I’ve talked about my involvement in Lyndsey’s Leading Ladies before yet this time my role in the programme was something special, to me at least. I was asked if I would hold a session as part of this year’s programme, to talk about why getting more women into tech is important and my perceptions of some of the things that need to be done.
This has been an important subject for me for many years, not just because I have daughters, but rather that society needs to make the most of all of its talent. Potentially missing out a whole gender means that we miss out on half the population, half of our customers and half of our experiences. We end up with products and services designed by and for only half of the audience.
This does not make sense economically, socially or morally.

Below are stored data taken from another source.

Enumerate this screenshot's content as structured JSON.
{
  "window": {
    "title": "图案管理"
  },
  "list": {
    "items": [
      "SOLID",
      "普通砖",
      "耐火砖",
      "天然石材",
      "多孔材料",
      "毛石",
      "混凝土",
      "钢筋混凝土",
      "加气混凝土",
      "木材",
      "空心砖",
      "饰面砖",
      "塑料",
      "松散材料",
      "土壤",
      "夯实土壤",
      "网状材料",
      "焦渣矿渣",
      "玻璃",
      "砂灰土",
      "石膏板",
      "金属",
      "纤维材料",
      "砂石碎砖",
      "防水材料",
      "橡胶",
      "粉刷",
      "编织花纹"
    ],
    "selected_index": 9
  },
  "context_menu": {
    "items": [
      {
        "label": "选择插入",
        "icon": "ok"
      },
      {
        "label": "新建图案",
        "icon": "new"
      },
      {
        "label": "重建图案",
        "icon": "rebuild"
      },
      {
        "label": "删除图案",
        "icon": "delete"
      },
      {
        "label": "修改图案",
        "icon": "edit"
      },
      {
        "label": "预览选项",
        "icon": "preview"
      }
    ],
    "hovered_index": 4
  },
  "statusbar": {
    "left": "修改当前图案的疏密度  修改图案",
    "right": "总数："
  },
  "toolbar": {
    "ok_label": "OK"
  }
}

I talked about many things that I have already covered in my blogs, such as: gender diversity is a deeply embedded problem; even the big companies are getting it wrong; it takes time to resolve social issues and; we need to think in terms of diversity of thought. We talked about stereotyping and I showed a video.
We then had a class exercise and talked as a group about some of things where men and women get it wrong. These are my lists (warning, contains hideous generalisations):
Men: Interrupting; Talking about sport; Manspreading; Overstating their ability.
The standard practice of open discussion gives too much weight to the opinions of those who speak early and assertively, causing others to line up behind them. This favours the approach taken by men.
Women: Allowing to be interrupted; Talking about weight; Not using their networks; Tidying up when there are plenty of others to do it; Understating their ability.
The work place in most instances has been created by men and it is easier for them to operate in that environment. Only by working on the little things that we do, most of which are unconscious can we hope to make diversity an issue we stop talking about.
It is easier to recognise other people’s mistakes than our own. We all need to challenge our assumptions and at times this is going to be hard. As Rosa Luxemburg said’ Those who do not move, do not notice their chains.’
Diversity is important, it is not somebody else’s responsibility, it is all of ours. We are all the timber from which the future will be built.